Getting older can present tough legal issues for the elderly or their caregivers. To make life easier for elderly parents and their family, it's important to understand the elder law issues involved and conduct proper elder care planning. It's not necessary for the elderly person to be suffering from Alzheimer's or be entering a nursing home to deal with these issues. In fact, waiting until such issues arise may only make the process more difficult. To save your loved ones from the burdens of a lengthy, expensive court procedure, there are certain essential legal documents that need to be in place now. The following will summarize what these important elder law planning documents are and their uses.

Durable Power of Attorney

This is a document that gives another person, the agent, authority to act on your behalf when you are unable to do so yourself. If you are rendered incapacitated or incompetent due to Alzheimer's, illness, or an accident, your agent named in the durable power of attorney can take care of paying your rent and other bills, sign a contract or deed to transfer property, or handle other important issues. Without a durable power of attorney, it's often required to go through a lengthy and expensive court procedure to appoint a guardian for the incapacitated person. A trusted person should be named as agent to guard against elder abuse.

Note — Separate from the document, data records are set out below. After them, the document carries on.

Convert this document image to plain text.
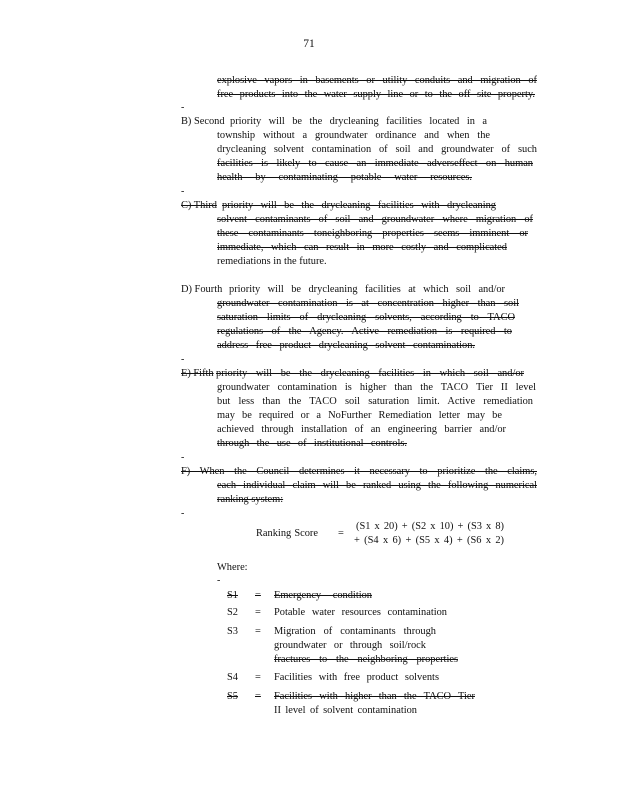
71
explosive vapors in basements or utility conduits and migration of
free products into the water supply line or to the off site property.
-
B) Second priority will be the drycleaning facilities located in a
township without a groundwater ordinance and when the
drycleaning solvent contamination of soil and groundwater of such
facilities is likely to cause an immediate adverseffect on human
health by contaminating potable water resources.
-
C) Third priority will be the drycleaning facilities with drycleaning
solvent contaminants of soil and groundwater where migration of
these contaminants toneighboring properties seems imminent or
immediate, which can result in more costly and complicated
remediations in the future.
D) Fourth priority will be drycleaning facilities at which soil and/or
groundwater contamination is at concentration higher than soil
saturation limits of drycleaning solvents, according to TACO
regulations of the Agency. Active remediation is required to
address free product drycleaning solvent contamination.
-
E) Fifth priority will be the drycleaning facilities in which soil and/or
groundwater contamination is higher than the TACO Tier II level
but less than the TACO soil saturation limit. Active remediation
may be required or a NoFurther Remediation letter may be
achieved through installation of an engineering barrier and/or
through the use of institutional controls.
-
F) When the Council determines it necessary to prioritize the claims,
each individual claim will be ranked using the following numerical
ranking system:
-
Ranking Score =
(S1 x 20) + (S2 x 10) + (S3 x 8)
+ (S4 x 6) + (S5 x 4) + (S6 x 2)
Where:
-
S1 = Emergency condition
S2 = Potable water resources contamination
S3 = Migration of contaminants through
groundwater or through soil/rock
fractures to the neighboring properties
S4 = Facilities with free product solvents
S5 = Facilities with higher than the TACO Tier
II level of solvent contamination
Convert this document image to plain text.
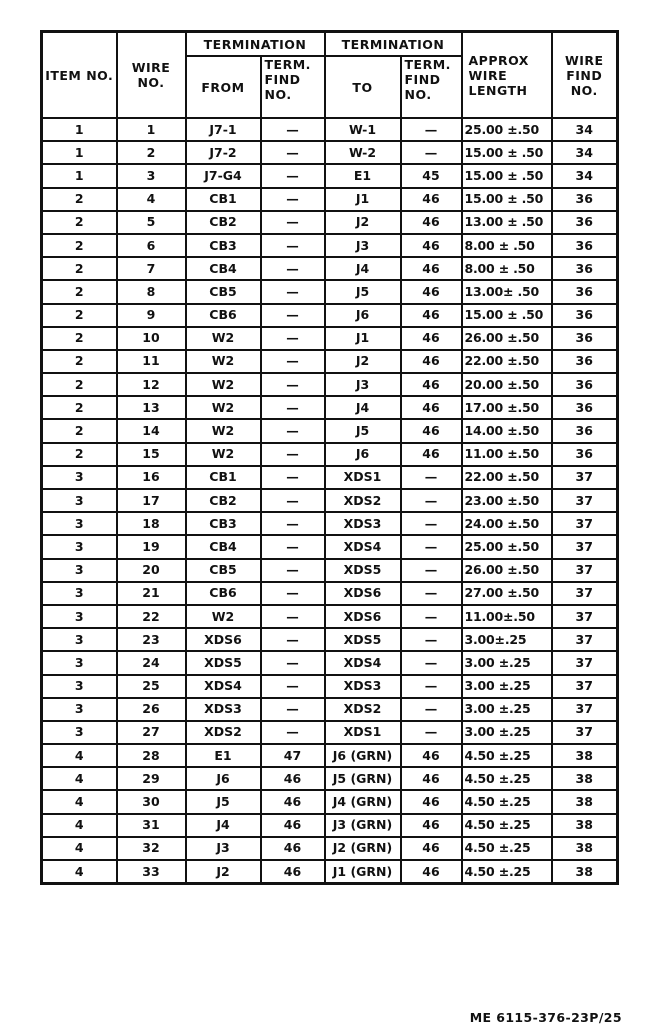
ITEM NO.	WIRE NO.	TERMINATION		TERMINATION		APPROX WIRE LENGTH	WIRE FIND NO.
		FROM	TERM. FIND NO.	TO	TERM. FIND NO.		
1	1	J7-1	—	W-1	—	25.00 ±.50	34
1	2	J7-2	—	W-2	—	15.00 ± .50	34
1	3	J7-G4	—	E1	45	15.00 ± .50	34
2	4	CB1	—	J1	46	15.00 ± .50	36
2	5	CB2	—	J2	46	13.00 ± .50	36
2	6	CB3	—	J3	46	8.00 ± .50	36
2	7	CB4	—	J4	46	8.00 ± .50	36
2	8	CB5	—	J5	46	13.00± .50	36
2	9	CB6	—	J6	46	15.00 ± .50	36
2	10	W2	—	J1	46	26.00 ±.50	36
2	11	W2	—	J2	46	22.00 ±.50	36
2	12	W2	—	J3	46	20.00 ±.50	36
2	13	W2	—	J4	46	17.00 ±.50	36
2	14	W2	—	J5	46	14.00 ±.50	36
2	15	W2	—	J6	46	11.00 ±.50	36
3	16	CB1	—	XDS1	—	22.00 ±.50	37
3	17	CB2	—	XDS2	—	23.00 ±.50	37
3	18	CB3	—	XDS3	—	24.00 ±.50	37
3	19	CB4	—	XDS4	—	25.00 ±.50	37
3	20	CB5	—	XDS5	—	26.00 ±.50	37
3	21	CB6	—	XDS6	—	27.00 ±.50	37
3	22	W2	—	XDS6	—	11.00±.50	37
3	23	XDS6	—	XDS5	—	3.00±.25	37
3	24	XDS5	—	XDS4	—	3.00 ±.25	37
3	25	XDS4	—	XDS3	—	3.00 ±.25	37
3	26	XDS3	—	XDS2	—	3.00 ±.25	37
3	27	XDS2	—	XDS1	—	3.00 ±.25	37
4	28	E1	47	J6 (GRN)	46	4.50 ±.25	38
4	29	J6	46	J5 (GRN)	46	4.50 ±.25	38
4	30	J5	46	J4 (GRN)	46	4.50 ±.25	38
4	31	J4	46	J3 (GRN)	46	4.50 ±.25	38
4	32	J3	46	J2 (GRN)	46	4.50 ±.25	38
4	33	J2	46	J1 (GRN)	46	4.50 ±.25	38
ME 6115-376-23P/25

Without a durable power of attorney, a conservatorship or guardianship petition may need to be filed in court. In the event a durable power of attorney hasn't been timely prepared, it is often necessary for caregivers to petition the court for conservatorship or guardianship of aging parents. Guardianship typically involves caring for the incapacitated person, called a ward, as well as their property, whereas conservatorship typically involves managing the ward's property and finances only. Guardianship or conservatorship is a lengthy, expensive process that can be avoided by timely preparing a durable power of attorney.

Living Will

A living will expresses your desires for medical care and treatment when you are unable to. The living will, also sometimes called a medical power of attorney or advance directive, can also appoint a person to make medical decisions for you according to your wishes expressed in the living will. You may express your desires for life support procedures, such as artificial ventilation, hydration, and nutrition, as well as other matters like anatomical donation, funeral arrangements, and more.

Last Will

Everyone should have a last will, regardless of the size of their estate. This will help ensure your final wishes are carried out, avoid family conflicts, prevent property from going to unintended beneficiaries under state intestate distribution laws, and avoid sale of family heirlooms. Funeral wishes and burial or cremation instructions may also be included.

Medicaid Income Trust

A Medicaid trust is a special form of trust agreement made to avoid having to deplete assets to qualify for Medicaid. A Medicaid trust should be prepared by an attorney who specializes in elder law and estate planning at least five years before Medicaid planning needs arise, such as entering a nursing home.